How Layoff Targets Are Chosen
- Anecdotes from large firms: top‑down headcount targets, manager stack‑ranking spreadsheets (sometimes with “diversity” flags), then HR adjusting lists to avoid disparate impact lawsuits.
- Salary and location are seen as major hidden variables: expensive seniors and high‑cost regions get cut first.
- Outcomes feel random at the individual level; high performers and recently promoted people report being laid off alongside weak performers.
Legal and Regional Contrasts
- Long subthread comparing US at‑will employment and WARN rules with EU regimes: notice periods, mandatory severance, works councils, and often LIFO (last in, first out) rules.
- Debate over fairness: seniority-based vs performance-based vs random layoffs; and how each affects social outcomes and age discrimination.
Employee Value, Motivation, and Cynicism
- Recurring theme: shock at discovering one’s replaceability (“just a cog”), even with strong evaluations, visible impact, or high-profile roles.
- Some respond by advocating “do the minimum, don’t overinvest”; others warn that joy and intrinsic motivation disappear under fear and arbitrary cuts, degrading performance across the board.
- Several urge decoupling identity and self-worth from employer, but not from craft or career.
DevRel, Chrome, and Google’s Direction
- Many are specifically disturbed that a widely respected Chrome DevRel figure was cut, seeing it as a signal that:
- DevRel is now viewed as a cost center in a dominant browser.
- Google is de‑emphasizing web developer engagement and perhaps preparing Chrome for regulatory divestiture.
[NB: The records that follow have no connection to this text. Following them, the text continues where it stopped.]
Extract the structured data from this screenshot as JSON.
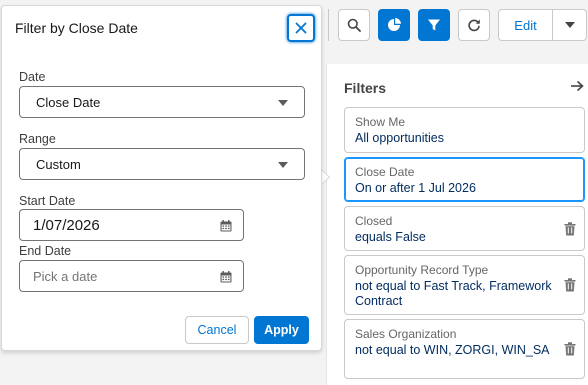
{
  "toolbar": {
    "edit_label": "Edit"
  },
  "filters": {
    "title": "Filters",
    "items": [
      {
        "label": "Show Me",
        "value": "All opportunities",
        "active": false,
        "removable": false
      },
      {
        "label": "Close Date",
        "value": "On or after 1 Jul 2026",
        "active": true,
        "removable": false
      },
      {
        "label": "Closed",
        "value": "equals False",
        "active": false,
        "removable": true
      },
      {
        "label": "Opportunity Record Type",
        "value": "not equal to Fast Track, Framework Contract",
        "active": false,
        "removable": true
      },
      {
        "label": "Sales Organization",
        "value": "not equal to WIN, ZORGI, WIN_SA",
        "active": false,
        "removable": true
      }
    ]
  },
  "popover": {
    "title": "Filter by Close Date",
    "date_label": "Date",
    "date_value": "Close Date",
    "range_label": "Range",
    "range_value": "Custom",
    "start_label": "Start Date",
    "start_value": "1/07/2026",
    "end_label": "End Date",
    "end_placeholder": "Pick a date",
    "cancel_label": "Cancel",
    "apply_label": "Apply"
  },
  "colors": {
    "brand": "#0176d3",
    "active_border": "#1b96ff",
    "value_text": "#032d60"
  }
}
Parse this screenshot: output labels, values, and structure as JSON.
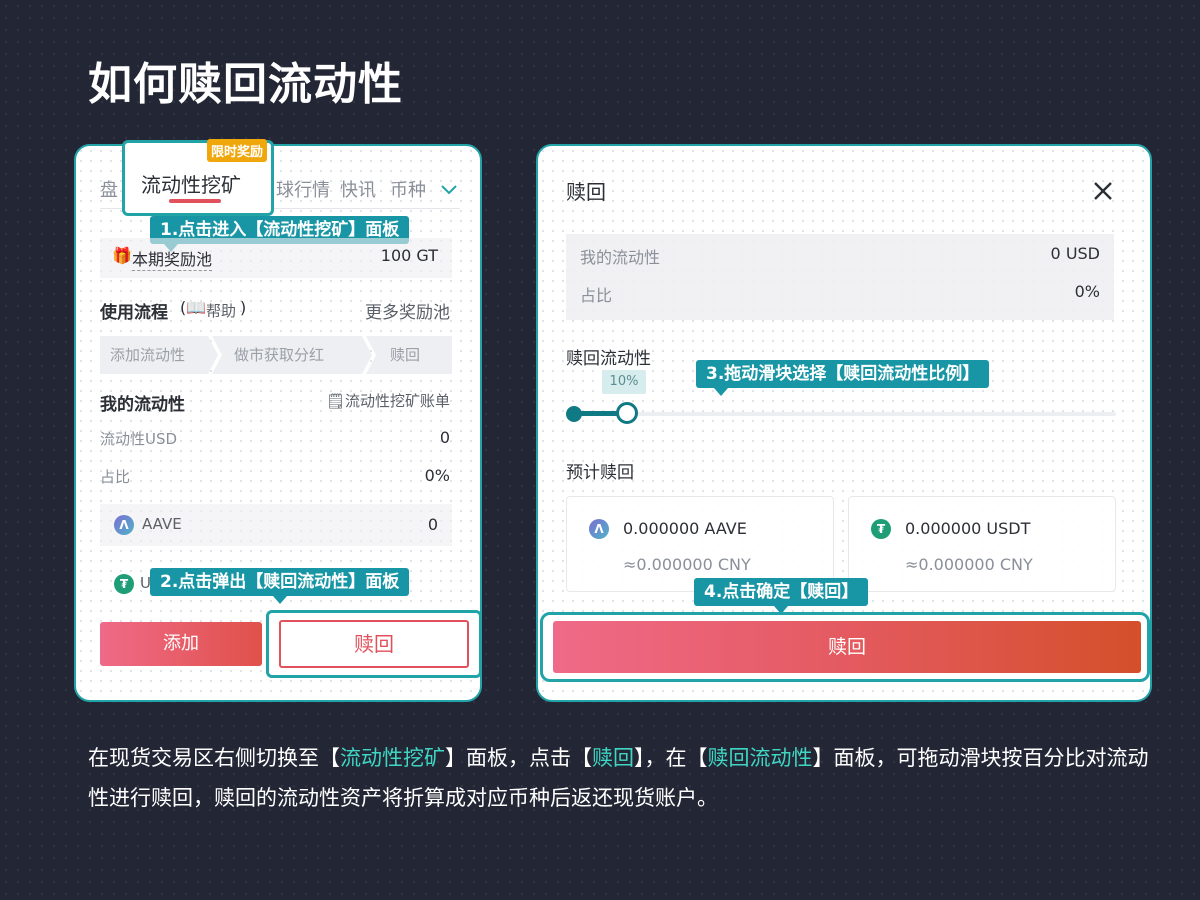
{
  "page": {
    "title": "如何赎回流动性"
  },
  "left": {
    "tabs": [
      "盘",
      "流动性挖矿",
      "球行情",
      "快讯",
      "币种"
    ],
    "reward_badge": "限时奖励",
    "pool_label": "本期奖励池",
    "pool_value": "100 GT",
    "process_title": "使用流程",
    "help_label": "帮助",
    "more_pools": "更多奖励池",
    "steps": [
      "添加流动性",
      "做市获取分红",
      "赎回"
    ],
    "my_liquidity_title": "我的流动性",
    "bill_link": "流动性挖矿账单",
    "liq_usd_label": "流动性USD",
    "liq_usd_value": "0",
    "ratio_label": "占比",
    "ratio_value": "0%",
    "aave_label": "AAVE",
    "aave_value": "0",
    "usdt_partial": "U",
    "add_button": "添加",
    "redeem_button": "赎回"
  },
  "right": {
    "title": "赎回",
    "my_liquidity_label": "我的流动性",
    "my_liquidity_value": "0 USD",
    "ratio_label": "占比",
    "ratio_value": "0%",
    "redeem_liquidity_label": "赎回流动性",
    "slider_percent": "10%",
    "slider_value": 10,
    "estimate_label": "预计赎回",
    "aave_amount": "0.000000 AAVE",
    "aave_cny": "≈0.000000 CNY",
    "usdt_amount": "0.000000 USDT",
    "usdt_cny": "≈0.000000 CNY",
    "confirm_button": "赎回"
  },
  "callouts": {
    "step1": "1.点击进入【流动性挖矿】面板",
    "step2": "2.点击弹出【赎回流动性】面板",
    "step3": "3.拖动滑块选择【赎回流动性比例】",
    "step4": "4.点击确定【赎回】"
  },
  "description": {
    "p1": "在现货交易区右侧切换至【",
    "h1": "流动性挖矿",
    "p2": "】面板，点击【",
    "h2": "赎回",
    "p3": "】，在【",
    "h3": "赎回流动性",
    "p4": "】面板，可拖动滑块按百分比对流动性进行赎回，赎回的流动性资产将折算成对应币种后返还现货账户。"
  },
  "colors": {
    "accent": "#22a3a8",
    "callout": "#1996a5",
    "highlight": "#3fd7c4",
    "danger": "#e0515c"
  }
}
- Others say Chrome’s dominance makes DevRel expendable: “devs need Chrome more than Chrome needs devs.”
Reactions to the Author’s Tone
- Split between empathy (grief is valid after losing work you loved and community you built) and criticism (accusations of entitlement, overidentification with employer, “leopards ate my face”).
- Several note that teams cultivated inside big companies often dissolve quickly once the shared workplace and calendars disappear, no matter how genuine the relationships felt.
Google’s Cultural Shift
- Ex‑employees describe a long arc from “mission-driven, product-first” to “generic growth company”: more process, more financialization, less loyalty.
- Some see a broader pattern across FAANG: overhiring during low rates, now followed by rolling cuts, offshoring, and younger/cheaper replacements, while executives remain untouched.